Operations per microsecond (ops/µs)
In concurrent scenarios, Event-Library scales almost linearly, while competitors suffer from lock contention and degrade in performance.
| Library | 1 Thread | 4 Threads | 8 Threads |
|---|---|---|---|
| Event Library | 49.3 | 130.2 | 361.4 |
| GreenRobot | 18.9 | 15.2 | 5.1 |
| Guava | 11.2 | 8.4 | 7.4 |
| MBassador | 4.9 | 2.2 | 2.1 |
Note: At 8 threads, this library is ~70x faster than GreenRobot, ~48x faster than Guava, and ~170x faster than MBassador.
Nanoseconds per operation (ns/op)
Measures the time it takes to post a single event to a single subscriber.
| Benchmark | Time (ns) | Overhead vs Direct Call |
|---|---|---|
| Direct Method Call | 1.15 ns | — |
| Event Library | 18.63 ns | ~17 ns |
| GreenRobot | 47.47 ns | ~46 ns |
| Guava | 87.60 ns | ~86 ns |
| MBassador | 203.31 ns | ~202 ns |
Note: The dispatch latency is ~2.5x lower than GreenRobot, ~4.7x lower than Guava, and ~10x lower than MBassador.
Even with a high number of subscribers, dispatch remains incredibly fast (nanoseconds).

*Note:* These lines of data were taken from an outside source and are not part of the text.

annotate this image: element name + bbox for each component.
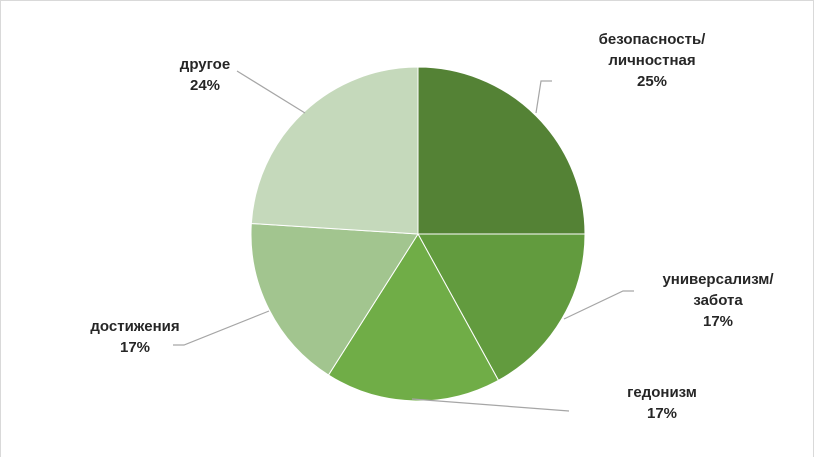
pie-slice-3	[250, 222, 419, 376]
leader-line-3	[173, 310, 270, 346]
leader-line-0	[535, 80, 552, 114]
data-label-category: личностная	[608, 52, 695, 69]
data-label-category: универсализм/	[662, 271, 774, 288]
data-labels: безопасность/личностная 25% универсализм/з…	[90, 31, 774, 422]
data-label-percent: 17%	[703, 313, 733, 330]
pie-slice-1	[417, 233, 586, 382]
pie-slices	[250, 66, 586, 402]
data-label-2: гедонизм 17%	[627, 384, 697, 422]
data-label-percent: 25%	[637, 73, 667, 90]
pie-slice-4	[250, 66, 419, 235]
data-label-3: достижения 17%	[90, 318, 179, 356]
data-label-category: другое	[180, 56, 230, 73]
data-label-1: универсализм/забота 17%	[662, 271, 774, 330]
data-label-category: достижения	[90, 318, 179, 335]
pie-slice-2	[327, 233, 500, 402]
data-label-percent: 17%	[120, 339, 150, 356]
data-label-percent: 24%	[190, 77, 220, 94]
data-label-percent: 17%	[647, 405, 677, 422]
pie-slice-0	[417, 66, 586, 235]
data-label-category: безопасность/	[599, 31, 707, 48]
data-label-category: забота	[693, 292, 743, 309]
data-label-0: безопасность/личностная 25%	[599, 31, 707, 90]
data-label-category: гедонизм	[627, 384, 697, 401]
leader-line-2	[411, 398, 570, 412]
leader-lines	[173, 70, 634, 412]
data-label-4: другое 24%	[180, 56, 230, 94]
leader-line-4	[236, 70, 306, 114]
leader-line-1	[563, 290, 634, 320]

| Handlers | Dispatch Time |
|---|---|
| 1 | 20.5 ns |
| 4 | 23.8 ns |
| 16 | 33.0 ns |
| 64 | 90.6 ns |
- Uses reflection once at subscription time to discover handlers.

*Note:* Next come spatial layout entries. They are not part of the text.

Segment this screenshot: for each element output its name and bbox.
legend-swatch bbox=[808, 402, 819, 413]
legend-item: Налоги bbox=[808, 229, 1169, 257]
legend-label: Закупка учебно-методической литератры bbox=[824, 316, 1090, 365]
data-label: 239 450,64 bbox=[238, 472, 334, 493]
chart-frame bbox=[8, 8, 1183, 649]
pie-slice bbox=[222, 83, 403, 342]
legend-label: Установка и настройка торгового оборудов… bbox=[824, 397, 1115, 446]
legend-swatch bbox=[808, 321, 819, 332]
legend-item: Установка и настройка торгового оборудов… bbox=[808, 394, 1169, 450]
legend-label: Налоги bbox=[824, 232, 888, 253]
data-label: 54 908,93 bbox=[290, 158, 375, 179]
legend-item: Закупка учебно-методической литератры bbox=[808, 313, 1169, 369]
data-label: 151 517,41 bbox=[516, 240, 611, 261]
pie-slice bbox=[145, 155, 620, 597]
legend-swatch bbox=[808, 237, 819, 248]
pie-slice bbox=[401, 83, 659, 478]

- Compiles handlers into fast lambdas using
LambdaMetafactorywhen possible. - Falls back to reflection if needed, while preserving correctness.
- Caches resolved handler lists per event type (including supertypes/interfaces) for both events and exceptions.
- Automatically prunes handlers whose subscriber instances have been garbage‑collected.
You get a simple, annotation-driven API with performance close to hand-written dispatch logic.
This event system is:
- Easy to integrate (just
Bus(),Event, and annotations) - Fast in the hot path thanks to compiled invokers
- Flexible, with:
- cancelable and modifiable events
- instance and static handlers
- rich, typed exception handling via
@ExceptionHandler - configurable cancellation behavior via CancelMode and per-handler
runIfCanceled
- Memory‑friendly due to weak references and automatic handler cleanup
Great for plugins, modular architectures, game engines, and any system that benefits from decoupled, event-driven communication.
Apache 2.0 — see the LICENSE file for details.